Comments and Suggestions for Authors The article shows the experimental possibilities of response to therapy of low-grade serous tumors using the zebrafish avatar model. The study is very well designed, especially in view of the fact that low-grade serous carcinoma responds poorly to therapy. The methods are described in detail and concisely and results are well-illustrated graphically. The authors have listed the latest literature on the subject. Such research is encouraging and promising for the development and improvement of therapy for these rare but therapeutically problematic tumors. Minor suggestion:
A low-grade serous carcinoma is not simply a low-grade form of a high-grade serous tumor. It is a completely different disease that differs from high-grade serous carcinoma in terms of pathogenesis, molecular, genetic and clinical features.

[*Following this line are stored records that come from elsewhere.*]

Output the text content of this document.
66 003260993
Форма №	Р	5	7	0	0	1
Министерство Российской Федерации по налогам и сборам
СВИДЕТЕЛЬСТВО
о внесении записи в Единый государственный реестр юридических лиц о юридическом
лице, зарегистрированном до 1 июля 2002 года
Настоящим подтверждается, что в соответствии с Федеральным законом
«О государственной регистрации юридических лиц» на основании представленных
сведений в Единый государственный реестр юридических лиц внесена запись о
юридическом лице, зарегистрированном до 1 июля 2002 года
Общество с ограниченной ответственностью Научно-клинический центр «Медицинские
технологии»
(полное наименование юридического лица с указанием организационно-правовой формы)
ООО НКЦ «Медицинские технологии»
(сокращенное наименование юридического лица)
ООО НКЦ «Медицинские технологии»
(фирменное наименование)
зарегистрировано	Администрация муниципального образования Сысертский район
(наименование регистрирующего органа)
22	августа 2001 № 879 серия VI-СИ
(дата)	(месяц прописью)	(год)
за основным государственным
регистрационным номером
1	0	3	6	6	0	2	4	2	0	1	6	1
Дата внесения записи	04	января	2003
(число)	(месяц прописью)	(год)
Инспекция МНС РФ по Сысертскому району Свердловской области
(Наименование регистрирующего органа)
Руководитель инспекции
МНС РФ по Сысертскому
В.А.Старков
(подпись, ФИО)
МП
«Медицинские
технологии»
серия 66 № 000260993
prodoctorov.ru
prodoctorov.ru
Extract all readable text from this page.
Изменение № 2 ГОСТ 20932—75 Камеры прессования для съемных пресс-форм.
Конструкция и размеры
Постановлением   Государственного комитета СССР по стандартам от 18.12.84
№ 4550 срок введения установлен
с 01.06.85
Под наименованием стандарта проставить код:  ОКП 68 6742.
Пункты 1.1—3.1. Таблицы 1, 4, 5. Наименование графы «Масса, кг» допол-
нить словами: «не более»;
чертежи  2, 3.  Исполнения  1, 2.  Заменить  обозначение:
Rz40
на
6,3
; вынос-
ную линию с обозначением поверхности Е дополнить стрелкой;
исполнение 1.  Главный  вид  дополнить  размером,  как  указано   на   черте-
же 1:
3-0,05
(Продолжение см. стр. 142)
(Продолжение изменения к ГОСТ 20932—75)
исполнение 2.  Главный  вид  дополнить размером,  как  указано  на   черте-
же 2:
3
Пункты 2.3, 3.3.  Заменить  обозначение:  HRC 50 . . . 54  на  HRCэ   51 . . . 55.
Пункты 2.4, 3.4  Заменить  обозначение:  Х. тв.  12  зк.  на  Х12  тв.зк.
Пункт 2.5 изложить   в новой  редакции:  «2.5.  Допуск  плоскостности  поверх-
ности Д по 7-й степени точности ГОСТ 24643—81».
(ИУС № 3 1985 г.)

This should be emphasized more strongly in the introduction or the discussion. Comments on the Quality of English Language The spelling is inconsistent (there is a mixture of US and UK English). In my opinion, academic articles should maintain consistent spelling. In general, it is probably acceptable to use either US or UK English, but not a mixture.

 

Author Response

please see the attachment

Author Response File: Author Response.docx

Round 2

Reviewer 1 Report

Comments and Suggestions for Authors

The authors addressed my points of criticism.